Café MFA: How did the idea for your thesis come about?

Jalisa: It came about a few different ways. I was able to kind of solidify it in Melissa Scholes-Young’s Literary Editing and Publishing course in the spring through our book proposal project. The idea had been swimming in my head after listening to Esperanza Spalding’s album 12 Little Spells on repeat for months. Each track on the album has a corresponding body part, and I was really feeling so pulled towards exploring that in my own work. How can I write what my blood is? My heart? My mouth? And so it really took off from there. I also felt indebted to Audre Lorde’s Zami: A New Spelling of My Name, which is a biomythography that changed my life when I read it at 19. I really wanted to explore this idea of an autobiomythography through this collection. 

Café MFA: What has been your biggest challenge with your thesis thus far?

Jalisa: My biggest challenge has definitely been my decision to start with an organizing principle and writing around that rather than writing and finding an organizing principle afterwards. I found myself writing other things that I liked but couldn’t quite fit into my manuscript. On the other hand, I had to let go of a lot of things I liked because it was simply too rigid and prescriptive. The biggest challenge has definitely been about finding a balance in my work and trusting the writing to lead me to where it wants to go, rather than what my vision for it might have been.

Café MFA: What has been your biggest success thus far? 

Jalisa: Compiling my work together in a way that makes sense! It’s been a deeply humbling yet invigorating experience to see so much of my work in one single place. It felt daunting at first because I didn’t think I had enough material to put together, but now I find myself doing a lot more trimming and replacing. 

Café MFA: What has this project taught you?

Jalisa: That my work is more connected than I thought. I have themes, motifs, and style that I didn’t really pick up on until I put it all together in a manuscript.

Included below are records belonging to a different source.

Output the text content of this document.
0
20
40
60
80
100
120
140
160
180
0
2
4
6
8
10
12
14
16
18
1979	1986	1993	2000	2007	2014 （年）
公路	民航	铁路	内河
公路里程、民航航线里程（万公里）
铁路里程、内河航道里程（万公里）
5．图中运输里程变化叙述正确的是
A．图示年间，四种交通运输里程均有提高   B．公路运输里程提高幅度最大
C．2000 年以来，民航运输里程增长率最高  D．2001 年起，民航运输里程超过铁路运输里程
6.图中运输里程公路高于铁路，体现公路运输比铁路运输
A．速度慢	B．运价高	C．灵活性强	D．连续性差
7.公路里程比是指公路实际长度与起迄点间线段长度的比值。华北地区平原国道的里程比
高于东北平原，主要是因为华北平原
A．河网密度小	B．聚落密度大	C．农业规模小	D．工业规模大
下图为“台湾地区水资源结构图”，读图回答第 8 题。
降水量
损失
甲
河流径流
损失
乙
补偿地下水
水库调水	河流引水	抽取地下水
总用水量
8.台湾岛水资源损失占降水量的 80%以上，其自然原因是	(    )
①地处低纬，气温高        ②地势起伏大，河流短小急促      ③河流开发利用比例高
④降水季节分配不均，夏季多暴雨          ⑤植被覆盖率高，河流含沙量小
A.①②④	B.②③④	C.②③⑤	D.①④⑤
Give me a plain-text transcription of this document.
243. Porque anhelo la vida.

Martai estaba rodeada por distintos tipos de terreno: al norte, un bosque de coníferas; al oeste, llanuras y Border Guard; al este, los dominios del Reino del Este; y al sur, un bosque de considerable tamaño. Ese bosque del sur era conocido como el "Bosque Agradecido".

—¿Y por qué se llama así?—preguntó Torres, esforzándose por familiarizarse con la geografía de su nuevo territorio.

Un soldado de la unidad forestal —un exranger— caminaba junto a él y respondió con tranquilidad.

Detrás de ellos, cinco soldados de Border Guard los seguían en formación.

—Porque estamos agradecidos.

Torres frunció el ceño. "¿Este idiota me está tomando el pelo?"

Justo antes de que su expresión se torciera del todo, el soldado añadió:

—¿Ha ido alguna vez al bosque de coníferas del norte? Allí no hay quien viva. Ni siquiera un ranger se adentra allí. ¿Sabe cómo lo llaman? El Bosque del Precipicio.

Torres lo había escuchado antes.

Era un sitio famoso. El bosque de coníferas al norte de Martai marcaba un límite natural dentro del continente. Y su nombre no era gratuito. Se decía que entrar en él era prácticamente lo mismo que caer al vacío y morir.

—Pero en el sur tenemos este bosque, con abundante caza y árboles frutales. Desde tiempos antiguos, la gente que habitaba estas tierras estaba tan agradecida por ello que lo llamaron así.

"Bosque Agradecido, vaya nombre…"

Also, I do NOT actually work better under pressure. Also, just because conditions may not be ideal, it does not mean I need to stall the work or my process. Maybe I don’t have a cliffside a-frame house overlooking the ocean that I can write from, but I have pen & paper and that will have to suffice until I can get there. 

Café MFA: What advice would you give first-year students who are planning their thesis work?

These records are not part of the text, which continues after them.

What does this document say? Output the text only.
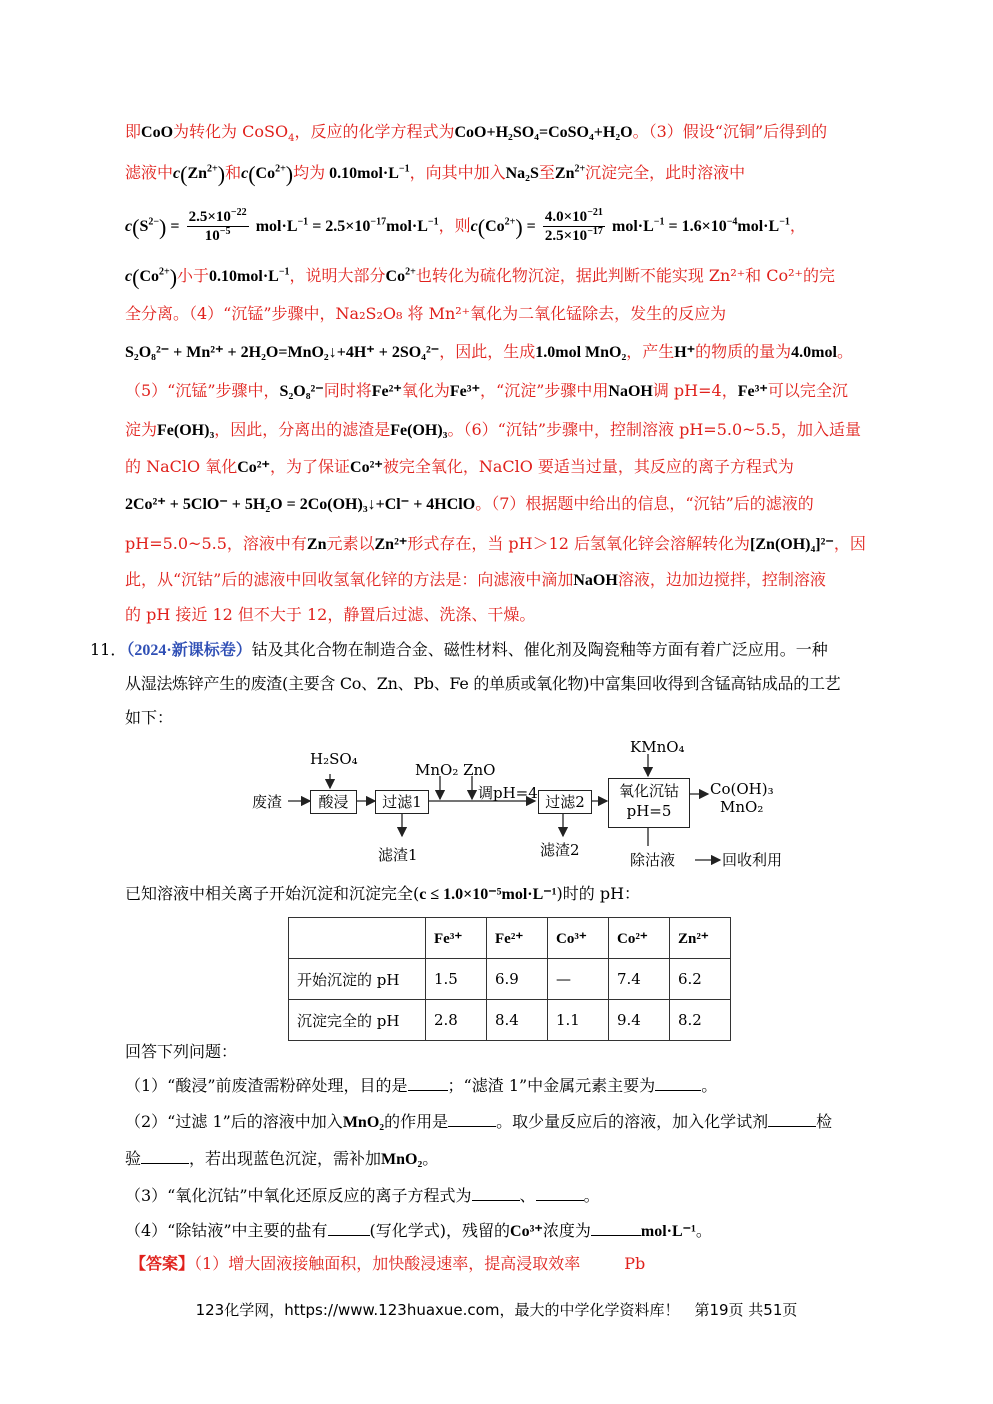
即CoO为转化为 CoSO$_4$，反应的化学方程式为CoO+H₂SO₄=CoSO₄+H₂O。（3）假设“沉铜”后得到的
滤液中$c(Zn^{2+})$和$c(Co^{2+})$均为 $0.10mol\cdot L^{-1}$，向其中加入Na₂S至$Zn^{2+}$沉淀完全，此时溶液中
$c(S^{2-}) = \frac{2.5\times 10^{-22}}{10^{-5}} mol\cdot L^{-1} = 2.5\times 10^{-17}mol\cdot L^{-1}$，则$c(Co^{2+}) = \frac{4.0\times 10^{-21}}{2.5\times 10^{-17}} mol\cdot L^{-1} = 1.6\times 10^{-4}mol\cdot L^{-1}$，
$c(Co^{2+})$小于$0.10mol\cdot L^{-1}$，说明大部分$Co^{2+}$也转化为硫化物沉淀，据此判断不能实现 Zn²⁺和 Co²⁺的完
全分离。（4）“沉锰”步骤中，Na₂S₂O₈ 将 Mn²⁺氧化为二氧化锰除去，发生的反应为
S₂O₈²⁻ + Mn²⁺ + 2H₂O=MnO₂↓+4H⁺ + 2SO₄²⁻，因此，生成1.0mol MnO₂，产生H⁺的物质的量为4.0mol。
（5）“沉锰”步骤中，S₂O₈²⁻同时将Fe²⁺氧化为Fe³⁺，“沉淀”步骤中用NaOH调 pH=4，Fe³⁺可以完全沉
淀为Fe(OH)₃，因此，分离出的滤渣是Fe(OH)₃。（6）“沉钴”步骤中，控制溶液 pH=5.0~5.5，加入适量
的 NaClO 氧化Co²⁺，为了保证Co²⁺被完全氧化，NaClO 要适当过量，其反应的离子方程式为
2Co²⁺ + 5ClO⁻ + 5H₂O = 2Co(OH)₃↓+Cl⁻ + 4HClO。（7）根据题中给出的信息，“沉钴”后的滤液的
pH=5.0~5.5，溶液中有Zn元素以Zn²⁺形式存在，当 pH＞12 后氢氧化锌会溶解转化为[Zn(OH)₄]²⁻，因
此，从“沉钴”后的滤液中回收氢氧化锌的方法是：向滤液中滴加NaOH溶液，边加边搅拌，控制溶液
的 pH 接近 12 但不大于 12，静置后过滤、洗涤、干燥。
11．（2024·新课标卷）钴及其化合物在制造合金、磁性材料、催化剂及陶瓷釉等方面有着广泛应用。一种
从湿法炼锌产生的废渣(主要含 Co、Zn、Pb、Fe 的单质或氧化物)中富集回收得到含锰高钴成品的工艺
如下：
废渣
H₂SO₄
酸浸	过滤1
滤渣1
MnO₂ ZnO
调pH=4 过滤2
滤渣2
KMnO₄
氧化沉钴
pH=5
Co(OH)₃
MnO₂
除沽液	回收利用
已知溶液中相关离子开始沉淀和沉淀完全(c ≤ 1.0×10⁻⁵mol·L⁻¹)时的 pH：
	Fe³⁺	Fe²⁺	Co³⁺	Co²⁺	Zn²⁺
开始沉淀的 pH	1.5	6.9	—	7.4	6.2
沉淀完全的 pH	2.8	8.4	1.1	9.4	8.2
回答下列问题：
（1）“酸浸”前废渣需粉碎处理，目的是	；“滤渣 1”中金属元素主要为	。
（2）“过滤 1”后的溶液中加入MnO₂的作用是	。取少量反应后的溶液，加入化学试剂	检
验	，若出现蓝色沉淀，需补加MnO₂。
（3）“氧化沉钴”中氧化还原反应的离子方程式为	、	。
（4）“除钴液”中主要的盐有	(写化学式)，残留的Co³⁺浓度为	mol·L⁻¹。
【答案】（1）增大固液接触面积，加快酸浸速率，提高浸取效率	Pb
123化学网，https://www.123huaxue.com，最大的中学化学资料库！　第19页 共51页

Jalisa: Write first! Keep everything! Be flexible! Compile your work and see what threads are present before settling on a title or a structure. It was helpful for me to think of structure first, but it was a barrier once I felt married to it and didn’t want to part ways with it. That is where having my committee came in handy, they were able to help me see things in different ways, despite my initial reluctance. It is true: you will have to kill your darlings.

Café MFA: Is there anything else you’d like to share with readers? 

Jalisa: Support small literary journals and magazines! Like Café MFA and Folio for example ;) 


Jalisa also was willing to share some of their work with us, published online in the August edition of The Acentos Review! Check out their work here: https://acentosreview.squarespace.com/jalisa-orellana-hardy

You can also find Jalisa here: http://jalisaoh.info/

As someone who has had the pleasure of being in class with Jalisa, what I’ve learned from their incredible work is the power of being vulnerable on the page and using writing as a way to examine connection - whether that connection be to ancestors, the past, memory, loved ones, community, the self, and more. Jalisa’s work is as raw as it is compelling, full of rich language and a musicality that demands attention. They do not shy away from using art as a form of resistance and catharsis, which I think is all something we can lean into as writers in a time when art is needed more than ever. We here at Café MFA are so excited to see Anatomy of an Eldest Daughter in its totality!